Results: All children regardless of age were administered a single intranasal dose of LAIV-T in each vaccine year. In the 4 years of the study, we administered 18780 doses of LAIV-T to 11096 children. A total of 4529, 7036, and 7215 doses of LAIV-T were administered to children who were 18 months to 4 years, 5 to 9 years, and 10 to 18 years of age, respectively. In vaccination years 1, 2, 3, and 4, we identified 10, 15, 11, and 6 SAEs, respectively. None of the SAEs was attributed to LAIV-T. In vaccination years 1, 2, 3, and 4, we identified 3, 2, 1, and 0 pregnancies, respectively, among adolescents. All delivered healthy infants. The RR for MAARI from 0 to 14 and 15 to 42 days after LAIV-T was assessed in vaccinees during the 4 vaccine years. Compared with the prevaccination period, there was no significant increase in risk in health care utilization attributed to MAARI from 0 to 14 and 15 to 42 days after vaccination in children who were 18 months to 4 years, 5 to 9 years, and 10 to 18 years of age in the 4 vaccine years. In children who were 18 months to 4 years of age, there was no significant increase in the risk in health care utilization for MAARI, MAARI subcategories (otitis media/sinusitis, upper respiratory tract illness, and lower respiratory tract illness), and asthma during the 0 to 14 days after vaccination compared with the prevaccination period. No significant increase in the risk in health care utilization for MAARI, MAARI subcategories, and asthma was detected when the risk period was extended to 15 to 42 days after vaccination, except for asthma events in vaccine year 1. A RR of 2.85 (95% confidence interval [CI]: 1.01-8.03) for asthma events was detected in children who were 18 months to 4 years of age but was not significantly increased for the other 3 vaccine years (vaccine year 2, RR: 1.42 [95% CI: 0.59-3.42]; vaccine year 3, RR: 0.47 [95% CI: 0.12-1.83]; vaccine year 4, RR: 0.20 [95% CI: 0.03-1.54]). No significant increase in the risk in health care utilization for MAARI or asthma was observed in children who were 18 months to 18 years of age and received 1, 2, 3, or 4 annual sequential doses of LAIV-T. Children who were 18 months to 4 years of age and received 1, 2, 3, or 4 annual doses of LAIV-T did not experience a significant increase in the RR for MAARI 0 to 14 days after vaccination; this was also true for children who were 5 to 9 and 10 to 18 years of age.

Conclusions: We observed no increased risk for asthma events 0 to 14 days after vaccination in children who were 18 months to 4 years, 5 to 9 years, and 10 to 18 years of age, In vaccine year 1, children who were 18 months to 4 years of age did have a significantly higher RR (2.85; 95% CI: 1.01-8.03) for asthma events 15 to 42 days after vaccination.

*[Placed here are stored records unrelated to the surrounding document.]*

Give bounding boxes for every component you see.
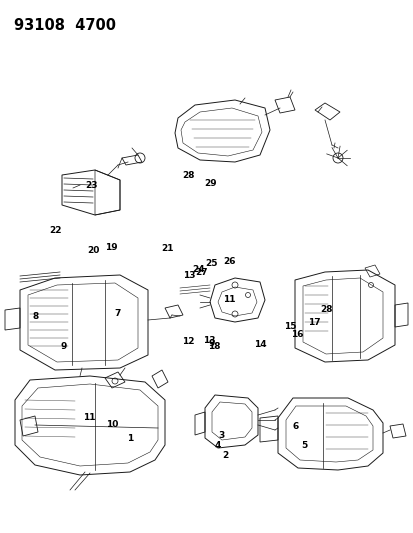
Text: 14: 14	[254, 341, 266, 349]
Text: 2: 2	[222, 451, 228, 460]
Text: 13: 13	[202, 336, 215, 344]
Text: 18: 18	[208, 342, 220, 351]
Text: 27: 27	[195, 269, 208, 277]
Text: 11: 11	[83, 414, 95, 422]
Text: 23: 23	[85, 181, 97, 190]
Text: 93108  4700: 93108 4700	[14, 18, 116, 33]
Text: 1: 1	[127, 434, 133, 442]
Text: 15: 15	[283, 322, 295, 331]
Text: 9: 9	[61, 343, 67, 351]
Text: 21: 21	[161, 244, 173, 253]
Text: 9: 9	[208, 340, 215, 348]
Text: 7: 7	[114, 309, 121, 318]
Text: 5: 5	[300, 441, 307, 450]
Text: 11: 11	[223, 295, 235, 304]
Text: 3: 3	[218, 432, 224, 440]
Text: 8: 8	[32, 312, 38, 320]
Text: 13: 13	[183, 271, 195, 279]
Text: 29: 29	[204, 179, 216, 188]
Text: 28: 28	[182, 172, 194, 180]
Text: 25: 25	[204, 260, 217, 268]
Text: 16: 16	[290, 330, 303, 338]
Text: 12: 12	[182, 337, 194, 345]
Text: 22: 22	[50, 226, 62, 235]
Text: 20: 20	[87, 246, 99, 255]
Text: 28: 28	[319, 305, 332, 313]
Text: 26: 26	[223, 257, 235, 265]
Text: 4: 4	[214, 441, 220, 450]
Text: 17: 17	[308, 318, 320, 327]
Text: 6: 6	[292, 422, 299, 431]
Text: 24: 24	[192, 265, 204, 273]
Text: 19: 19	[104, 244, 117, 252]
Text: 10: 10	[105, 420, 118, 429]
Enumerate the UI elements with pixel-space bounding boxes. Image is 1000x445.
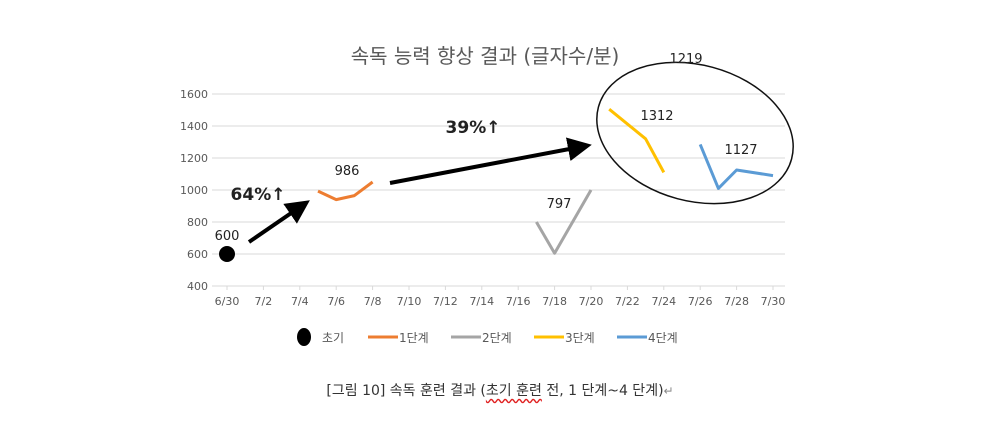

In vaccine year 2, the formulation of LAIV-T was identical to the vaccine formulation used in vaccine year 1; however, in children who were 18 months to 4 years of age, no statistically significant increased risk was detected for asthma events 15 to 42 days after vaccination. Similarly, in vaccine years 3 and 4, children who were 18 months to 4 years of age did not have a statistically significant increased risk for asthma events 15 to 42 days after vaccination. Also, LAIV-T did not increase the risk for asthma in children who received 1, 2, 3, or 4 annual doses of LAIV-T. Although the possibility for a true increased risk for asthma was observed in 1 of 4 years in children who were 18 months to 4 years at 15 to 42 days after vaccination, it is more likely that the association is a chance effect because of the 190 comparisons made without adjustment for multiple comparisons. We conclude that LAIV-T is safe in children who are 18 months to 4 years, 5 to 9 years, and 10 to 18 years of age. The hypothesis that LAIV-T is associated with an increase in asthma events in children who are younger than 5 years is not supported by our data. Reassessment of the lower age limit for use of LAIV-T in children is indicated.